We have ongoing collaboration with Owkin Inc. and Columbia University on this. And basically, in our study, we'll aim to develop an algorithm to predict response to neoadjuvant pembrolizumab on MRI of the bladder in 160 men who underwent MRI before and after neoadjuvant chemotherapy. We will have 320 scans, and these will be patients that will be taken from the PURE-01 study. This will be a single-center, non-randomized, retrospective, observational study with the primary endpoint of correlating MRI with pathologic complete response. We will evaluate MRI to extract radiomic features that are associated with a complete response, and to train a machine learning algorithm that will be trained and validated and tested for this task.

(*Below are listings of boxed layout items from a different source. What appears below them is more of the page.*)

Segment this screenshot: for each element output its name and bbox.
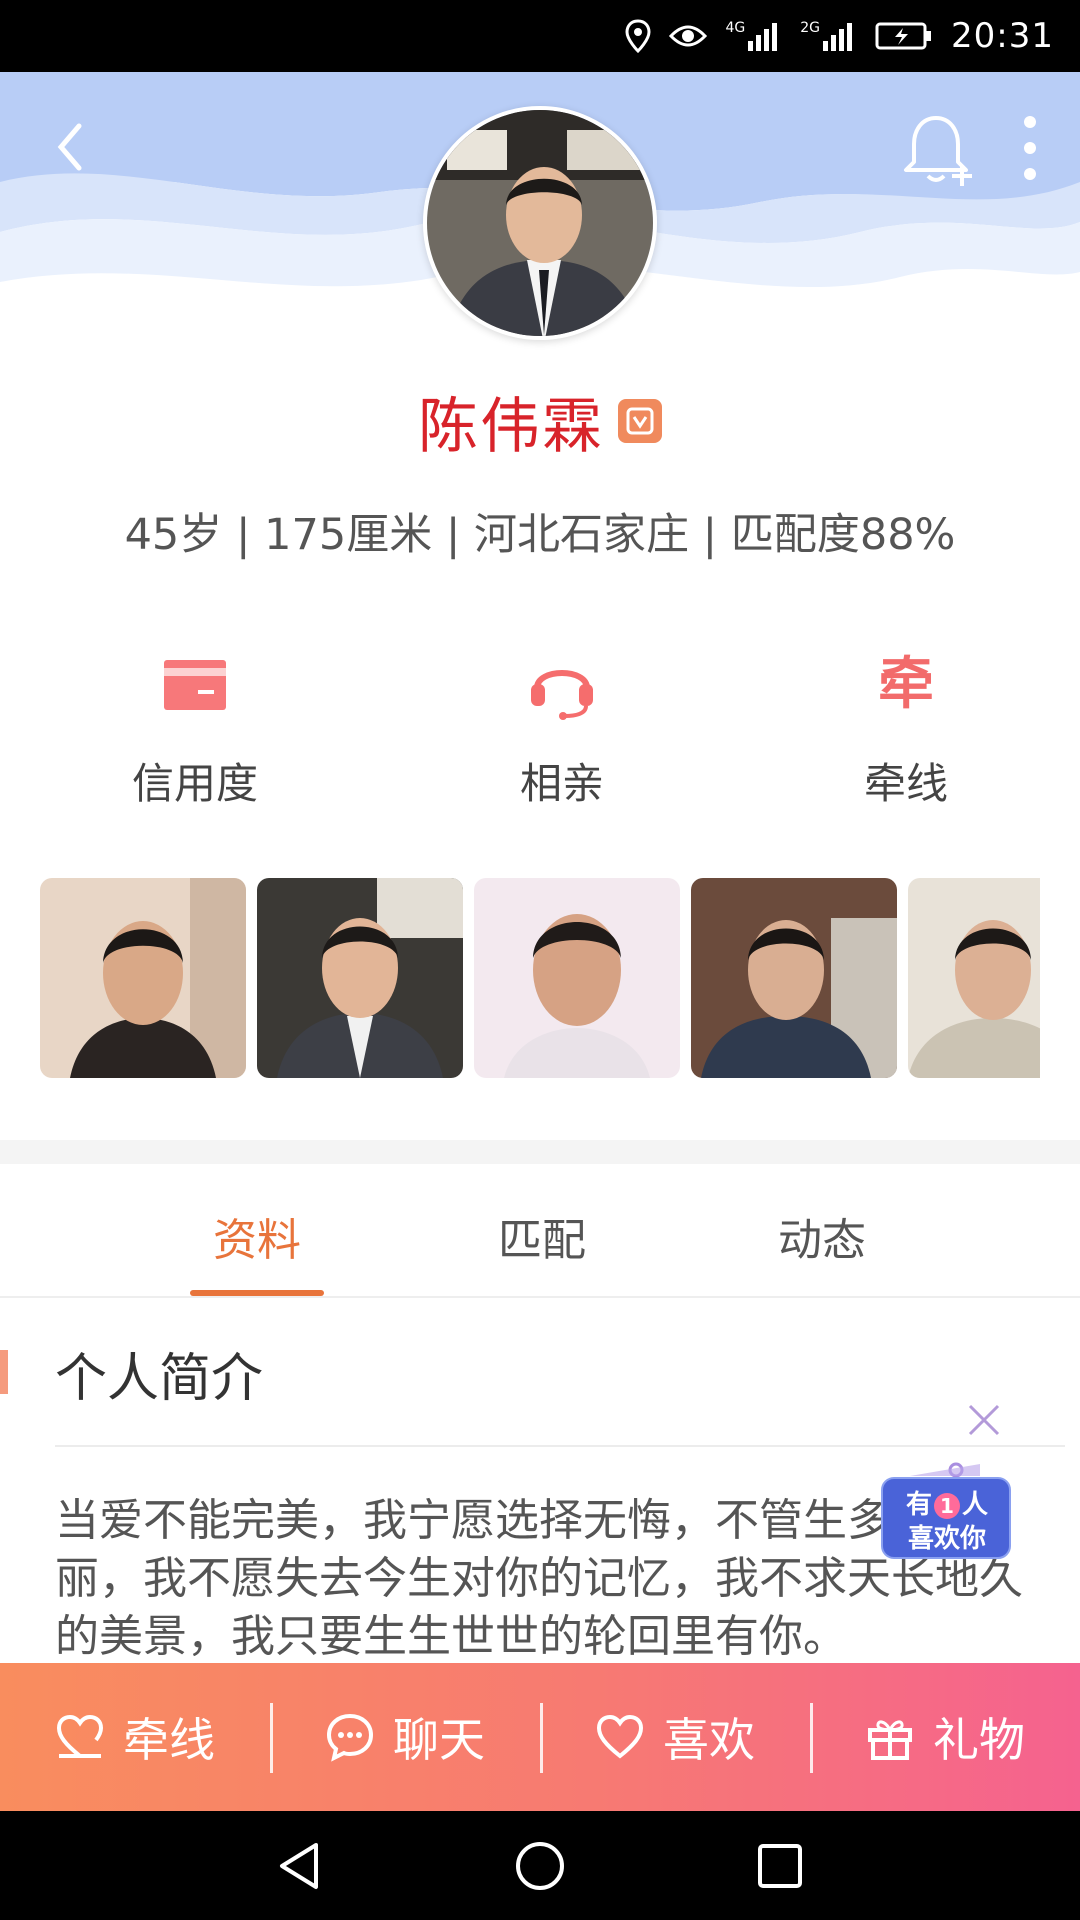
feature-matchmake[interactable]: 牵 牵线: [806, 650, 1006, 820]
status-bar: 4G 2G 20:31: [0, 0, 1080, 72]
section-divider: [0, 1140, 1080, 1164]
photo-thumbnail[interactable]: [257, 878, 463, 1078]
feature-credit[interactable]: 信用度: [95, 650, 295, 820]
photo-image: [691, 878, 897, 1078]
matchmake-label: 牵线: [123, 1713, 215, 1767]
system-nav-bar: [0, 1811, 1080, 1920]
nav-home-button[interactable]: [513, 1839, 567, 1893]
triangle-back-icon: [280, 1843, 318, 1889]
feature-matchmake-label: 牵线: [863, 759, 948, 808]
like-label: 喜欢: [663, 1713, 755, 1767]
name-row: 陈伟霖: [0, 385, 1080, 462]
photo-image: [40, 878, 246, 1078]
back-button[interactable]: [40, 112, 100, 182]
signal-2g: 2G: [800, 21, 857, 51]
badge-text-person: 人: [962, 1490, 989, 1520]
photo-thumbnail[interactable]: [908, 878, 1040, 1078]
nav-back-button[interactable]: [272, 1839, 326, 1893]
feature-blind-date-label: 相亲: [519, 759, 604, 808]
chevron-left-icon: [57, 123, 82, 171]
tab-moments[interactable]: 动态: [722, 1204, 922, 1268]
qian-glyph: 牵: [878, 652, 934, 717]
signal-bars-icon: [823, 23, 853, 51]
photo-strip: [40, 878, 1040, 1078]
close-float-button[interactable]: [964, 1400, 1004, 1440]
heart-icon: [596, 1714, 644, 1759]
qian-glyph-icon: 牵: [871, 650, 941, 720]
active-tab-indicator: [190, 1290, 324, 1296]
status-icons: 4G 2G 20:31: [625, 14, 1054, 58]
profile-info-line: 45岁 | 175厘米 | 河北石家庄 | 匹配度88%: [124, 510, 956, 560]
gift-button[interactable]: 礼物: [810, 1663, 1080, 1811]
close-icon: [968, 1404, 1000, 1436]
chat-button[interactable]: 聊天: [270, 1663, 540, 1811]
photo-image: [474, 878, 680, 1078]
credit-card-icon: [160, 650, 230, 720]
tab-match[interactable]: 匹配: [442, 1204, 642, 1268]
badge-line-1: 有1人: [880, 1484, 1014, 1521]
eye-icon: [669, 25, 708, 47]
square-recents-icon: [758, 1844, 802, 1888]
more-vertical-icon: [1024, 116, 1036, 180]
feature-credit-label: 信用度: [131, 759, 258, 808]
photo-thumbnail[interactable]: [40, 878, 246, 1078]
someone-likes-you-badge[interactable]: 有1人 喜欢你: [880, 1462, 1014, 1562]
bottom-action-bar: 牵线 聊天 喜欢 礼物: [0, 1663, 1080, 1811]
gift-label: 礼物: [933, 1713, 1025, 1767]
feature-buttons: 信用度 相亲 牵 牵线: [0, 650, 1080, 820]
nav-recents-button[interactable]: [753, 1839, 807, 1893]
feature-blind-date[interactable]: 相亲: [462, 650, 662, 820]
gift-icon: [868, 1720, 912, 1760]
section-divider-line: [55, 1445, 1065, 1447]
photo-thumbnail[interactable]: [474, 878, 680, 1078]
follow-bell-button[interactable]: [900, 110, 980, 190]
like-button[interactable]: 喜欢: [540, 1663, 810, 1811]
badge-count: 1: [934, 1493, 960, 1519]
avatar[interactable]: [423, 106, 657, 340]
chat-bubble-icon: [326, 1713, 374, 1762]
more-menu-button[interactable]: [1010, 108, 1050, 188]
avatar-image: [427, 110, 653, 336]
tab-profile-info[interactable]: 资料: [157, 1204, 357, 1268]
location-icon: [625, 19, 651, 53]
badge-text-you: 有: [905, 1490, 932, 1520]
heart-hand-icon: [56, 1714, 104, 1758]
signal-bars-icon: [748, 23, 778, 51]
chat-label: 聊天: [393, 1713, 485, 1767]
photo-thumbnail[interactable]: [691, 878, 897, 1078]
intro-section-header: 个人简介: [0, 1330, 1080, 1410]
headset-icon: [527, 650, 597, 720]
bell-add-icon: [904, 116, 972, 186]
profile-tabs: 资料 匹配 动态: [0, 1164, 1080, 1298]
profile-name: 陈伟霖: [418, 391, 604, 462]
battery-charging-icon: [875, 22, 932, 50]
verified-v-icon: [618, 399, 662, 443]
circle-home-icon: [516, 1842, 564, 1890]
status-time: 20:31: [951, 16, 1054, 56]
photo-image: [257, 878, 463, 1078]
signal-4g: 4G: [725, 21, 782, 51]
badge-line-2: 喜欢你: [907, 1524, 986, 1554]
section-accent-bar: [0, 1350, 8, 1394]
matchmake-button[interactable]: 牵线: [0, 1663, 270, 1811]
network-2g-label: 2G: [800, 20, 821, 36]
network-4g-label: 4G: [725, 20, 746, 36]
photo-image: [908, 878, 1040, 1078]
intro-title: 个人简介: [55, 1349, 264, 1409]
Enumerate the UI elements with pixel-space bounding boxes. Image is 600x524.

Also, the performance will be evaluated against, and together with, clinical predictors that will be used, also, as covariates in multivariable logistic regression models to predict complete response. And a satisfactory algorithm will be the one that will be outperforming, in term of discrimination and net benefit through the decision curve analysis, the known clinical predictors of the response. And also, this was a very interesting, a very important concept, that, when we use AI, we also can exploit the multi-modality. We can include clinical information into AI tools that also use radiologic information, and this is known to perform better than the single approaches alone. Thank you very much for your attention.